90

THE THERESINA.1
LLOYD v. THE THERESINA.

District Court, E. D. New York.

May 27, 1887.

NEGLIGENCE—WHAT AMOUNTS TO—SCUTTLE IN DECK—MISPLACED COVER.

Libelant, a stevedore, stepped on the cover of a scuttle in the deck of a ship, when the cover tilted, precipitating libelant through the scuttle into the hold, causing injury for which this suit was brought. The evidence indicated that the scuttle was a proper one, of a kind in common use, and that the accident was probably due to a temporary misplacement of the cover, the cause of which did not appear. Held, that no negligence in the ship-owner was proved, and libelant could not recover.

In Admiralty.

Libel to recover damages for personal injuries, received on board the steam-ship Theresina.
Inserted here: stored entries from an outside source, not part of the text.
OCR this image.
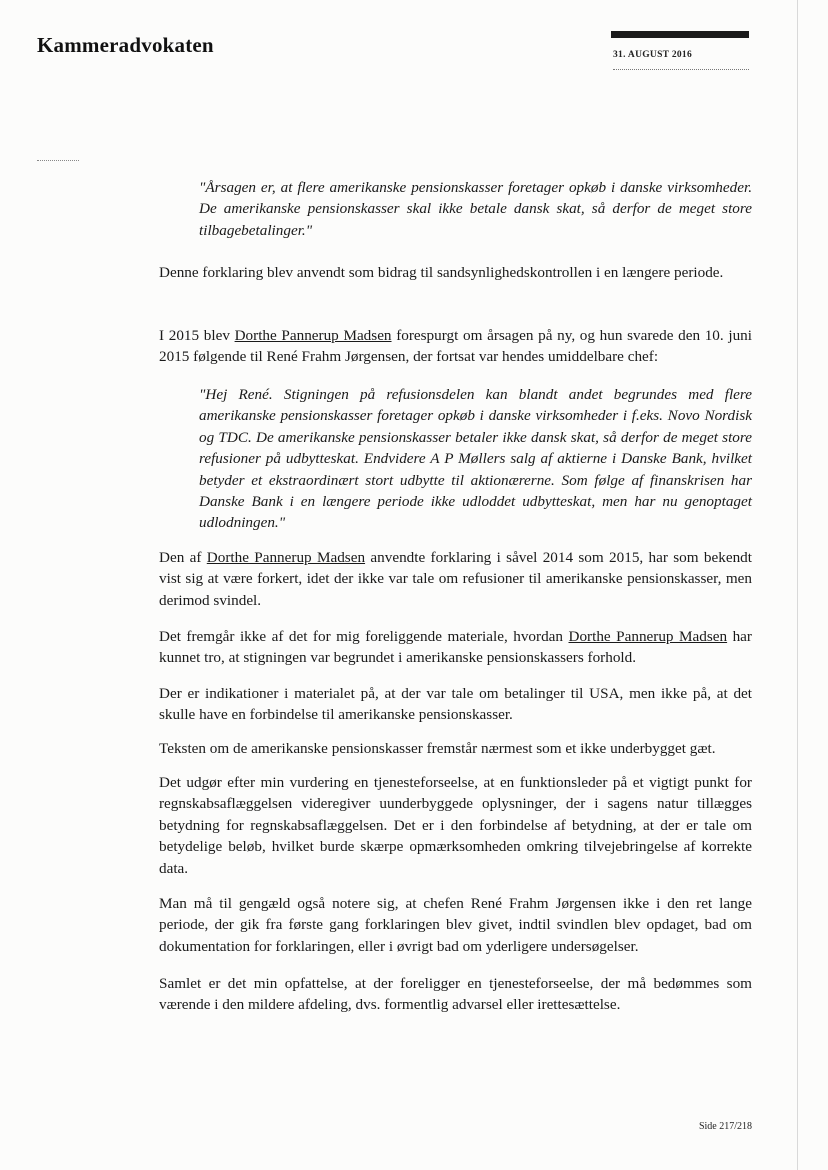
Kammeradvokaten	31. AUGUST 2016

"Årsagen er, at flere amerikanske pensionskasser foretager opkøb i danske virksomheder. De amerikanske pensionskasser skal ikke betale dansk skat, så derfor de meget store tilbagebetalinger."

Denne forklaring blev anvendt som bidrag til sandsynlighedskontrollen i en længere periode.

I 2015 blev Dorthe Pannerup Madsen forespurgt om årsagen på ny, og hun svarede den 10. juni 2015 følgende til René Frahm Jørgensen, der fortsat var hendes umiddelbare chef:

"Hej René. Stigningen på refusionsdelen kan blandt andet begrundes med flere amerikanske pensionskasser foretager opkøb i danske virksomheder i f.eks. Novo Nordisk og TDC. De amerikanske pensionskasser betaler ikke dansk skat, så derfor de meget store refusioner på udbytteskat. Endvidere A P Møllers salg af aktierne i Danske Bank, hvilket betyder et ekstraordinært stort udbytte til aktionærerne. Som følge af finanskrisen har Danske Bank i en længere periode ikke udloddet udbytteskat, men har nu genoptaget udlodningen."

Den af Dorthe Pannerup Madsen anvendte forklaring i såvel 2014 som 2015, har som bekendt vist sig at være forkert, idet der ikke var tale om refusioner til amerikanske pensionskasser, men derimod svindel.

Det fremgår ikke af det for mig foreliggende materiale, hvordan Dorthe Pannerup Madsen har kunnet tro, at stigningen var begrundet i amerikanske pensionskassers forhold.

Der er indikationer i materialet på, at der var tale om betalinger til USA, men ikke på, at det skulle have en forbindelse til amerikanske pensionskasser.

Teksten om de amerikanske pensionskasser fremstår nærmest som et ikke underbygget gæt.

Det udgør efter min vurdering en tjenesteforseelse, at en funktionsleder på et vigtigt punkt for regnskabsaflæggelsen videregiver uunderbyggede oplysninger, der i sagens natur tillægges betydning for regnskabsaflæggelsen. Det er i den forbindelse af betydning, at der er tale om betydelige beløb, hvilket burde skærpe opmærksomheden omkring tilvejebringelse af korrekte data.

Man må til gengæld også notere sig, at chefen René Frahm Jørgensen ikke i den ret lange periode, der gik fra første gang forklaringen blev givet, indtil svindlen blev opdaget, bad om dokumentation for forklaringen, eller i øvrigt bad om yderligere undersøgelser.

Samlet er det min opfattelse, at der foreligger en tjenesteforseelse, der må bedømmes som værende i den mildere afdeling, dvs. formentlig advarsel eller irettesættelse.

Side 217/218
Wm. H. Duryea, for libelant.

Owen & Gray, for claimants.

BENEDICT, J. The libelant was a stevedore at work upon the cargo of the ship in the between-decks. This deck was so constructed that a portion of it, in some places, could, as occasion required, be taken up for the purpose of reaching the lower hold just below it. That is to say, there were several scuttles left in the deck, and to these were fitted covers. These scuttles had no coamings, and the covers when in place were flush with the deck. They were without rings or hinges. They rested on stanchions, and were kept in place by being driven down tight between the permanent planks of the adjacent deck. One of these scuttles was near where the libelant was at work, and about half way between the wings and the hatch. The libelant, having occasion to move for a passing hand-truck, stepped on the cover of this scuttle. The cover tilted, and allowed him to fall through the scuttle into the hold below. The fall caused injuries for which this suit is brought against the ship. 91 The evidence forbids a conclusion that the accident which befell the libelant was caused by negligence on the part of the owner of the ship. The scuttle through which the libelant fell was properly constructed, and such scuttles are common in the between-decks of steamers. The cover provided for this scuttle was a proper cover, sufficient to bear any weight, and so fitted as to be secure when in place. On the morning in question, cargo had been trucked over this cover in safety before the accident, and after the accident the cover, which remained unbroken, was put back in place, where it has since proved safe and sufficient.

The condition and character of the cover compels the inference that the cause of the accident was a temporary misplacement of the cover, which permitted the cover to tilt under the libelant's weight. How the cover came to be misplaced does not appear. No witness saw it misplaced, or knew of its misplacement. If any inference is to be drawn as to the cause of the misplacement, it is that the cover was disturbed in its place by some one of the trucks which, in the morning in question, had been hauled over it by fellow-workmen of the libelant. I am unable, therefore, to see how the libelant can recover against the ship. If the cover of the scuttle had broken under the libelant's weight, as is charged in the libel, a different case would have been presented. But the cover was not faulty in construction. It did not break, but simply tilted, and then because it had been disturbed in its place by some unknown person.

The libel must be dismissed, with costs.

1 Reported by Edward G. Benedict, Esq., of the New York bar.